Mrs. Henderson, the program’s coordinator and a retired English teacher, was the first to break the spell. “Silas, dear, are you feeling alright? Perhaps a little overwhelmed?” she asked, her voice laced with genuine concern. Silas simply stared at her, his eyes – a startling shade of grey – unblinking and unsettlingly distant.
“I’ve been…reflecting,” he finally replied, his voice devoid of inflection. “On the nature of identity. On the layers of experience that constitute a ‘self.’” He paused, a flicker of something unreadable crossing his face. “And I find myself questioning the very definition of that term.”
The questions began to ripple through the room.
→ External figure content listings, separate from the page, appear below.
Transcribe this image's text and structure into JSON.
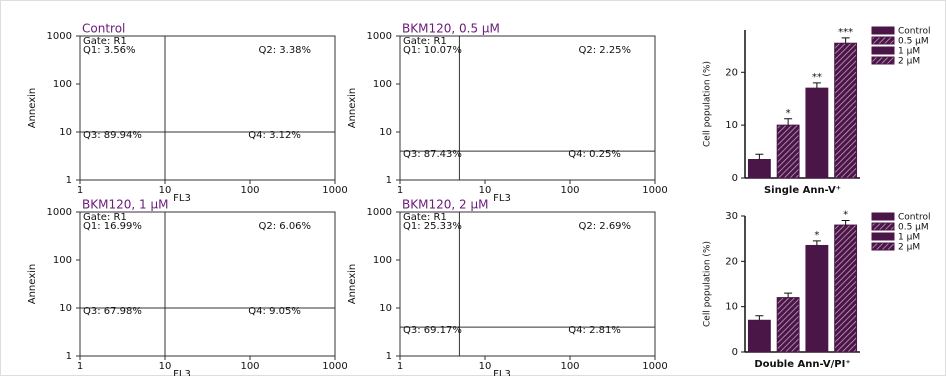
{
  "chart_data": [
    {
      "type": "flow",
      "title": "Control",
      "gate": "Gate: R1",
      "quadrants": [
        "Q1: 3.56%",
        "Q2: 3.38%",
        "Q3: 89.94%",
        "Q4: 3.12%"
      ],
      "xlabel": "FL3",
      "ylabel": "Annexin",
      "log": true,
      "xlim": [
        1,
        1000
      ],
      "ylim": [
        1,
        1000
      ],
      "xticks": [
        1,
        10,
        100,
        1000
      ],
      "yticks": [
        1,
        10,
        100,
        1000
      ],
      "gate_x": 10,
      "gate_y": 10,
      "color": "#1a86c9"
    },
    {
      "type": "flow",
      "title": "BKM120, 0.5 μM",
      "gate": "Gate: R1",
      "quadrants": [
        "Q1: 10.07%",
        "Q2: 2.25%",
        "Q3: 87.43%",
        "Q4: 0.25%"
      ],
      "xlabel": "FL3",
      "ylabel": "Annexin",
      "log": true,
      "xlim": [
        1,
        1000
      ],
      "ylim": [
        1,
        1000
      ],
      "xticks": [
        1,
        10,
        100,
        1000
      ],
      "yticks": [
        1,
        10,
        100,
        1000
      ],
      "gate_x": 5,
      "gate_y": 4,
      "color": "#1a86c9"
    },
    {
      "type": "flow",
      "title": "BKM120, 1 μM",
      "gate": "Gate: R1",
      "quadrants": [
        "Q1: 16.99%",
        "Q2: 6.06%",
        "Q3: 67.98%",
        "Q4: 9.05%"
      ],
      "xlabel": "FL3",
      "ylabel": "Annexin",
      "log": true,
      "xlim": [
        1,
        1000
      ],
      "ylim": [
        1,
        1000
      ],
      "xticks": [
        1,
        10,
        100,
        1000
      ],
      "yticks": [
        1,
        10,
        100,
        1000
      ],
      "gate_x": 10,
      "gate_y": 10,
      "color": "#1a86c9"
    },
    {
      "type": "flow",
      "title": "BKM120, 2 μM",
      "gate": "Gate: R1",
      "quadrants": [
        "Q1: 25.33%",
        "Q2: 2.69%",
        "Q3: 69.17%",
        "Q4: 2.81%"
      ],
      "xlabel": "FL3",
      "ylabel": "Annexin",
      "log": true,
      "xlim": [
        1,
        1000
      ],
      "ylim": [
        1,
        1000
      ],
      "xticks": [
        1,
        10,
        100,
        1000
      ],
      "yticks": [
        1,
        10,
        100,
        1000
      ],
      "gate_x": 5,
      "gate_y": 4,
      "color": "#1a86c9"
    },
    {
      "type": "bar",
      "xlabel": "Single Ann-V⁺",
      "ylabel": "Cell population (%)",
      "categories": [
        "Control",
        "0.5 μM",
        "1 μM",
        "2 μM"
      ],
      "values": [
        3.5,
        10,
        17,
        25.5
      ],
      "errors": [
        1,
        1.2,
        1,
        1
      ],
      "stars": [
        null,
        "*",
        "**",
        "***"
      ],
      "hatch": [
        false,
        true,
        false,
        true
      ],
      "color": "#4a1547",
      "ylim": [
        0,
        28
      ],
      "yticks": [
        0,
        10,
        20
      ]
    },
    {
      "type": "bar",
      "xlabel": "Double Ann-V/PI⁺",
      "ylabel": "Cell population (%)",
      "categories": [
        "Control",
        "0.5 μM",
        "1 μM",
        "2 μM"
      ],
      "values": [
        7,
        12,
        23.5,
        28
      ],
      "errors": [
        1,
        1,
        1,
        1
      ],
      "stars": [
        null,
        null,
        "*",
        "*"
      ],
      "hatch": [
        false,
        true,
        false,
        true
      ],
      "color": "#4a1547",
      "ylim": [
        0,
        30
      ],
      "yticks": [
        0,
        10,
        20,
        30
      ]
    }
  ]
}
Whispers turned into murmurs, then into a hesitant chorus of inquiries. Mr. Davies, a former mechanic struggling to learn to write his grandchildren’s names, tentatively asked, “What do you do, Silas?” Silas shook his head slowly. “I observe,” he said. “I learn. I…record.”
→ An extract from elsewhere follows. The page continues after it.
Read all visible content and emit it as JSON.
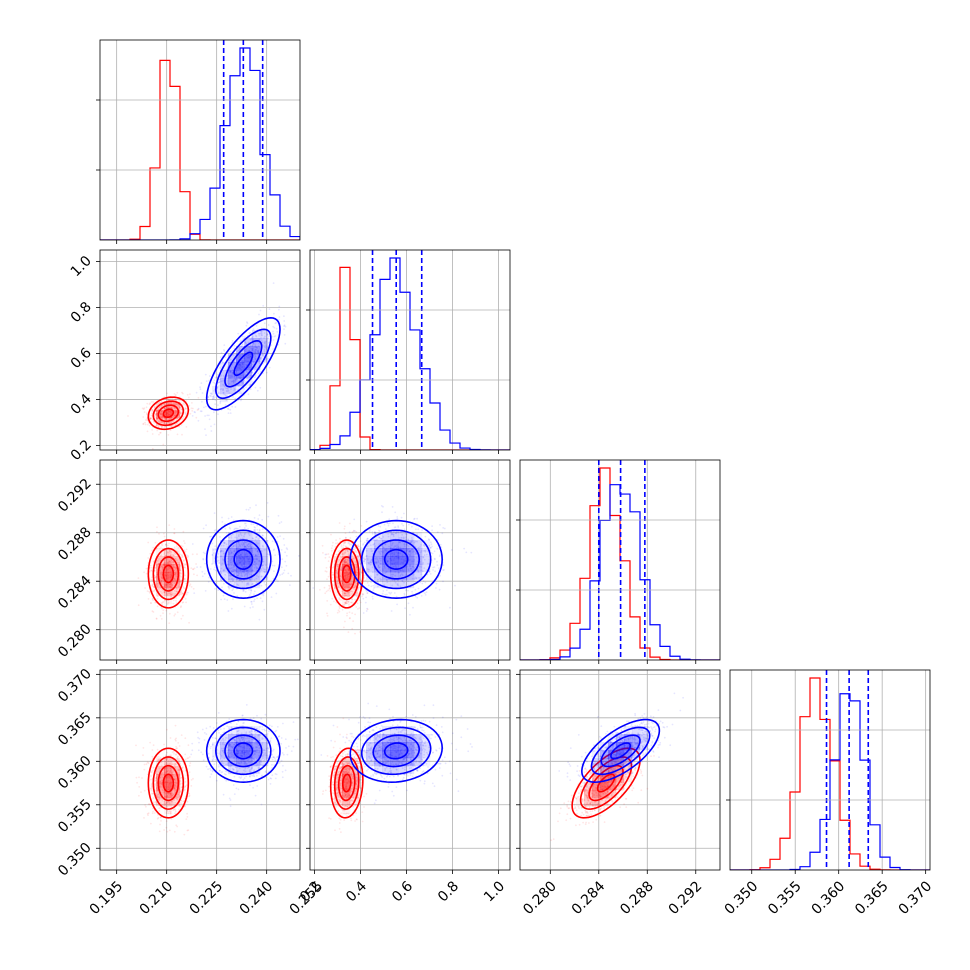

Over the next hour, Silas offered fragmented, cryptic responses to the growing stream of questions. He spoke of forgotten languages, of ancient maps, of a “shifting landscape of memory.” He described witnessing events that seemed to predate recorded history, referencing constellations and geological formations with an unsettling familiarity. He claimed to have spent decades traveling, not across continents, but through time – a notion that was met with a mixture of disbelief and morbid fascination.
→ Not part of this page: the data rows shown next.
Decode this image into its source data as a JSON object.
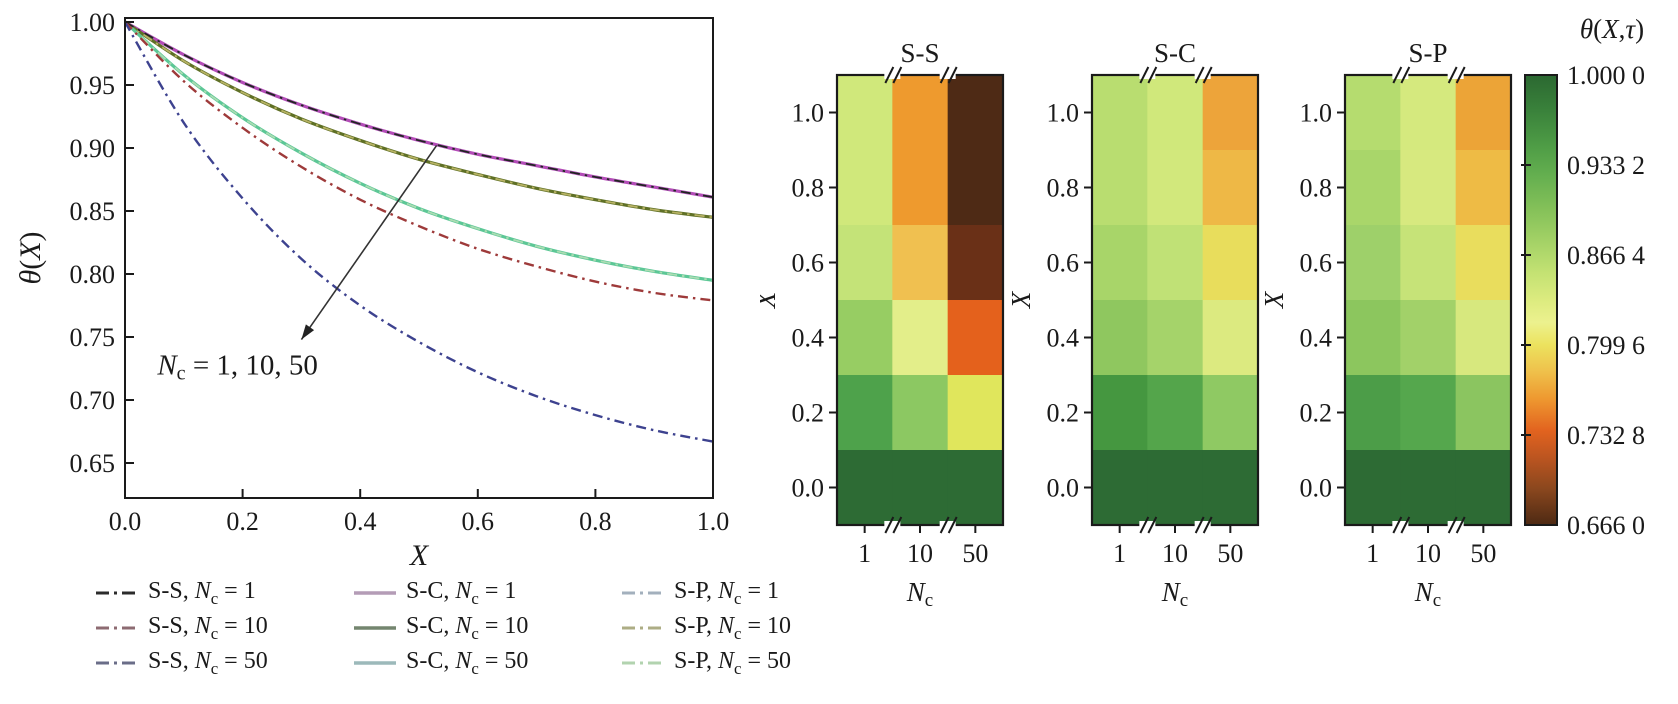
{
  "figure": {
    "background": "#ffffff",
    "text_color": "#1a1a1a"
  },
  "chart_data": [
    {
      "id": "theta-profile",
      "type": "line",
      "title": "",
      "xlabel": "X",
      "ylabel": "θ(X)",
      "xlim": [
        0,
        1
      ],
      "ylim": [
        0.622,
        1.003
      ],
      "grid": false,
      "x_ticks": [
        "0.0",
        "0.2",
        "0.4",
        "0.6",
        "0.8",
        "1.0"
      ],
      "y_ticks": [
        "1.00",
        "0.95",
        "0.90",
        "0.85",
        "0.80",
        "0.75",
        "0.70",
        "0.65"
      ],
      "x": [
        0.0,
        0.1,
        0.2,
        0.3,
        0.4,
        0.5,
        0.6,
        0.7,
        0.8,
        0.9,
        1.0
      ],
      "series": [
        {
          "name": "S-C, N_c = 1",
          "color": "#b44cb8",
          "dash": "solid",
          "width": 3.2,
          "values": [
            1.0,
            0.974,
            0.952,
            0.934,
            0.919,
            0.906,
            0.895,
            0.886,
            0.877,
            0.869,
            0.861
          ]
        },
        {
          "name": "S-C, N_c = 10",
          "color": "#5f7026",
          "dash": "solid",
          "width": 3.2,
          "values": [
            1.0,
            0.969,
            0.944,
            0.923,
            0.906,
            0.891,
            0.879,
            0.868,
            0.859,
            0.851,
            0.845
          ]
        },
        {
          "name": "S-C, N_c = 50",
          "color": "#5cc796",
          "dash": "solid",
          "width": 3.2,
          "values": [
            1.0,
            0.958,
            0.924,
            0.896,
            0.872,
            0.852,
            0.836,
            0.822,
            0.811,
            0.802,
            0.795
          ]
        },
        {
          "name": "S-P, N_c = 1",
          "color": "#9fb3c8",
          "dash": "dashdot",
          "width": 1.8,
          "values": [
            1.0,
            0.974,
            0.952,
            0.934,
            0.919,
            0.906,
            0.895,
            0.886,
            0.877,
            0.869,
            0.861
          ]
        },
        {
          "name": "S-P, N_c = 10",
          "color": "#b7b264",
          "dash": "dashdot",
          "width": 1.8,
          "values": [
            1.0,
            0.969,
            0.944,
            0.923,
            0.906,
            0.891,
            0.879,
            0.868,
            0.859,
            0.851,
            0.845
          ]
        },
        {
          "name": "S-P, N_c = 50",
          "color": "#abdcb2",
          "dash": "dashdot",
          "width": 1.8,
          "values": [
            1.0,
            0.958,
            0.924,
            0.896,
            0.872,
            0.852,
            0.836,
            0.822,
            0.811,
            0.802,
            0.795
          ]
        },
        {
          "name": "S-S, N_c = 1",
          "color": "#222222",
          "dash": "dashdot",
          "width": 1.8,
          "values": [
            1.0,
            0.974,
            0.952,
            0.934,
            0.919,
            0.906,
            0.895,
            0.886,
            0.877,
            0.869,
            0.861
          ]
        },
        {
          "name": "S-S, N_c = 10",
          "color": "#9e3a3a",
          "dash": "dashdot",
          "width": 2.4,
          "values": [
            1.0,
            0.953,
            0.916,
            0.885,
            0.859,
            0.838,
            0.82,
            0.806,
            0.794,
            0.785,
            0.779
          ]
        },
        {
          "name": "S-S, N_c = 50",
          "color": "#3d428f",
          "dash": "dashdot",
          "width": 2.4,
          "values": [
            1.0,
            0.92,
            0.86,
            0.812,
            0.775,
            0.746,
            0.722,
            0.703,
            0.688,
            0.676,
            0.667
          ]
        }
      ],
      "annotation": {
        "text": "N_c = 1, 10, 50",
        "text_x": 0.055,
        "text_y": 0.728,
        "arrow_x1": 0.53,
        "arrow_y1": 0.902,
        "arrow_x2": 0.3,
        "arrow_y2": 0.748
      },
      "legend_items": [
        {
          "label": "S-S, N_c = 1",
          "color": "#2b2b2b",
          "dash": "dashdot"
        },
        {
          "label": "S-C, N_c = 1",
          "color": "#b49cb6",
          "dash": "solid"
        },
        {
          "label": "S-P, N_c = 1",
          "color": "#a3b0bd",
          "dash": "dashdot"
        },
        {
          "label": "S-S, N_c = 10",
          "color": "#8d6b72",
          "dash": "dashdot"
        },
        {
          "label": "S-C, N_c = 10",
          "color": "#74856f",
          "dash": "solid"
        },
        {
          "label": "S-P, N_c = 10",
          "color": "#adad85",
          "dash": "dashdot"
        },
        {
          "label": "S-S, N_c = 50",
          "color": "#6a6d88",
          "dash": "dashdot"
        },
        {
          "label": "S-C, N_c = 50",
          "color": "#9cb9ba",
          "dash": "solid"
        },
        {
          "label": "S-P, N_c = 50",
          "color": "#b2d3af",
          "dash": "dashdot"
        }
      ]
    },
    {
      "id": "heatmap-ss",
      "type": "heatmap",
      "title": "S-S",
      "xlabel": "N_c",
      "ylabel": "X",
      "x_categories": [
        "1",
        "10",
        "50"
      ],
      "y_categories_top_to_bottom": [
        "1.0",
        "0.8",
        "0.6",
        "0.4",
        "0.2",
        "0.0"
      ],
      "values": [
        [
          0.856,
          0.753,
          0.667
        ],
        [
          0.856,
          0.753,
          0.667
        ],
        [
          0.861,
          0.781,
          0.699
        ],
        [
          0.899,
          0.833,
          0.734
        ],
        [
          0.949,
          0.903,
          0.806
        ],
        [
          0.996,
          0.996,
          0.996
        ]
      ],
      "cell_colors": [
        [
          "#d0e87b",
          "#ee9a2e",
          "#4e2a15"
        ],
        [
          "#d0e87b",
          "#ee9a2e",
          "#4e2a15"
        ],
        [
          "#c4e378",
          "#f0c050",
          "#6a3017"
        ],
        [
          "#97cd63",
          "#e3ee8a",
          "#e4611c"
        ],
        [
          "#4ea24b",
          "#8cc862",
          "#e0e65c"
        ],
        [
          "#2d6b34",
          "#2d6b34",
          "#2d6b34"
        ]
      ]
    },
    {
      "id": "heatmap-sc",
      "type": "heatmap",
      "title": "S-C",
      "xlabel": "N_c",
      "ylabel": "X",
      "x_categories": [
        "1",
        "10",
        "50"
      ],
      "y_categories_top_to_bottom": [
        "1.0",
        "0.8",
        "0.6",
        "0.4",
        "0.2",
        "0.0"
      ],
      "values": [
        [
          0.869,
          0.858,
          0.757
        ],
        [
          0.869,
          0.857,
          0.77
        ],
        [
          0.876,
          0.866,
          0.801
        ],
        [
          0.898,
          0.879,
          0.836
        ],
        [
          0.952,
          0.946,
          0.902
        ],
        [
          0.996,
          0.996,
          0.996
        ]
      ],
      "cell_colors": [
        [
          "#b9dd70",
          "#d0e87b",
          "#eda43a"
        ],
        [
          "#b9dd70",
          "#d2e87c",
          "#eeb846"
        ],
        [
          "#a8d569",
          "#c0e176",
          "#e8dd5c"
        ],
        [
          "#8fc75f",
          "#a5d36a",
          "#dcea80"
        ],
        [
          "#459740",
          "#54a54b",
          "#8fc963"
        ],
        [
          "#2d6b34",
          "#2d6b34",
          "#2d6b34"
        ]
      ]
    },
    {
      "id": "heatmap-sp",
      "type": "heatmap",
      "title": "S-P",
      "xlabel": "N_c",
      "ylabel": "X",
      "x_categories": [
        "1",
        "10",
        "50"
      ],
      "y_categories_top_to_bottom": [
        "1.0",
        "0.8",
        "0.6",
        "0.4",
        "0.2",
        "0.0"
      ],
      "values": [
        [
          0.868,
          0.856,
          0.757
        ],
        [
          0.871,
          0.856,
          0.77
        ],
        [
          0.877,
          0.864,
          0.801
        ],
        [
          0.899,
          0.877,
          0.849
        ],
        [
          0.951,
          0.947,
          0.904
        ],
        [
          0.996,
          0.996,
          0.996
        ]
      ],
      "cell_colors": [
        [
          "#b5dc6f",
          "#d5e97e",
          "#eca437"
        ],
        [
          "#a9d66a",
          "#d7e97f",
          "#eebb45"
        ],
        [
          "#9ed06a",
          "#c6e378",
          "#e9dd5d"
        ],
        [
          "#8cc65e",
          "#a2d169",
          "#d7e87e"
        ],
        [
          "#4c9d48",
          "#55a74d",
          "#8bc560"
        ],
        [
          "#2d6b34",
          "#2d6b34",
          "#2d6b34"
        ]
      ]
    }
  ],
  "colorbar": {
    "title": "θ(X,τ)",
    "tick_labels": [
      "1.000 0",
      "0.933 2",
      "0.866 4",
      "0.799 6",
      "0.732 8",
      "0.666 0"
    ],
    "gradient_top_to_bottom": [
      [
        0.0,
        "#2b6831"
      ],
      [
        0.08,
        "#3a823b"
      ],
      [
        0.16,
        "#4f9d46"
      ],
      [
        0.22,
        "#63ae4f"
      ],
      [
        0.3,
        "#85c159"
      ],
      [
        0.38,
        "#a8d468"
      ],
      [
        0.44,
        "#c4e273"
      ],
      [
        0.5,
        "#dceb7f"
      ],
      [
        0.55,
        "#ecf18e"
      ],
      [
        0.6,
        "#ece25e"
      ],
      [
        0.66,
        "#efc04b"
      ],
      [
        0.72,
        "#ee9830"
      ],
      [
        0.79,
        "#e2631f"
      ],
      [
        0.85,
        "#bc5520"
      ],
      [
        0.92,
        "#8a471e"
      ],
      [
        1.0,
        "#4d2913"
      ]
    ]
  }
}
Sheriff Brody, a pragmatic man who’d initially dismissed the whole situation as a harmless eccentricity, began to feel a prickle of unease. He’d noticed Silas’s uncanny ability to predict minor local events – a sudden rainstorm, a minor traffic accident – with unnerving accuracy. He’d also observed Silas meticulously documenting everything in his leather satchel, filling notebooks with intricate diagrams and symbols that defied interpretation.
“Silas,” Brody said, his voice firm, “you need to be honest with us. What are you?”
Silas looked at him, a faint, almost melancholic smile playing on his lips. “I am,” he said, his voice barely a whisper, “a consequence. A ripple in the fabric of existence. A reminder that the past is never truly gone.” He opened his satchel and, with deliberate slowness, pulled out a small, tarnished silver compass. As he turned it in his hand, the rain outside intensified, and a collective gasp swept through the room. The compass needle, instead of pointing north, began to spin wildly, settling finally on a direction that seemed to lead… nowhere. The question, “Whom are you?” hung in the air, unanswered, a chilling testament to the unsettling truth that some mysteries are best left undisturbed. The “Second Chance” class had just become something far more complicated, and potentially, far more dangerous.